F.S. ~ Napkin Etiquette

 “Don’t smack.”
“Do not talk with your mouth full.”
“Please put your napkin in your lap.”
“Elbows off the table.”

We have all heard these things many times and have learned what it means to have proper table manners. Have you ever stopped to think why we follow these rules and where exactly they came from?

As I was searching for the particulars that go beyond the basic rules of napkin etiquette, I was surprised to find out how many people do not know the importance of putting their napkins in their laps! Oh my!

Napkins originated in France where they began as a large napkin that was shared around the table (eww). Gradually napkins became a more personal size, and by the 1700’s there were rules in place to guide one in its use.

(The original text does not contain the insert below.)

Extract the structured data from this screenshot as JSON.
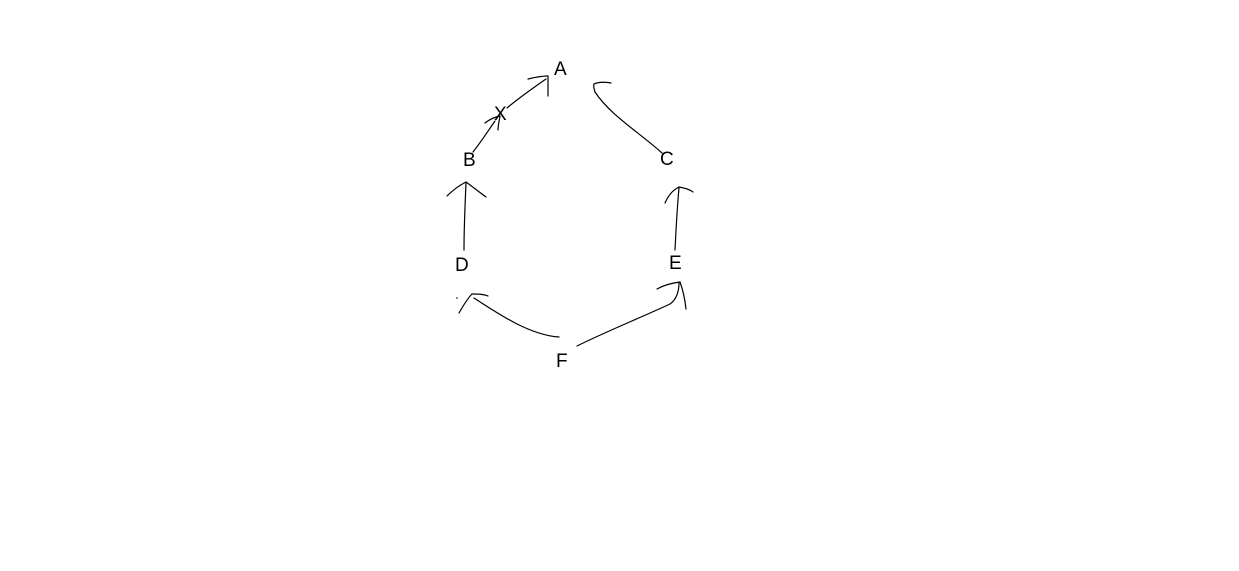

Once the hostess has taken her napkin from the table and placed it in her lap, you may do the same. Leaving your napkin on the table is a sign of bad manners. Placing the napkin in your lap has two basic functions. First, the napkin is not to be seen and can be hidden under the table in your lap. Second, crumbs that drop will most likely fall to your lap, and more than one spoiled outfit has been avoided by having a napkin in its proper place! Because napkins are not to be seen, they should be placed discreetly in your chair and not on the table, if you have to excuse yourself for any reason.

Napkins are to dab the food from your mouth, not wipe it.
When the meal is over you can then place the napkin on the table to the left of your plate. If your napkin was in a napkin ring it should begin by having the point facing towards your chair. When you finish the meal you should return the napkin to the ring and face it towards the center of the table (still on the left side of your plate).

            Although there are times when it seems that it might be best to tuck your napkin under your chin, the only time this is appropriate would be a meal of lobster or a place where it was culturally acceptable (not here!). Otherwise, “napkin in your lap” should remain the standard.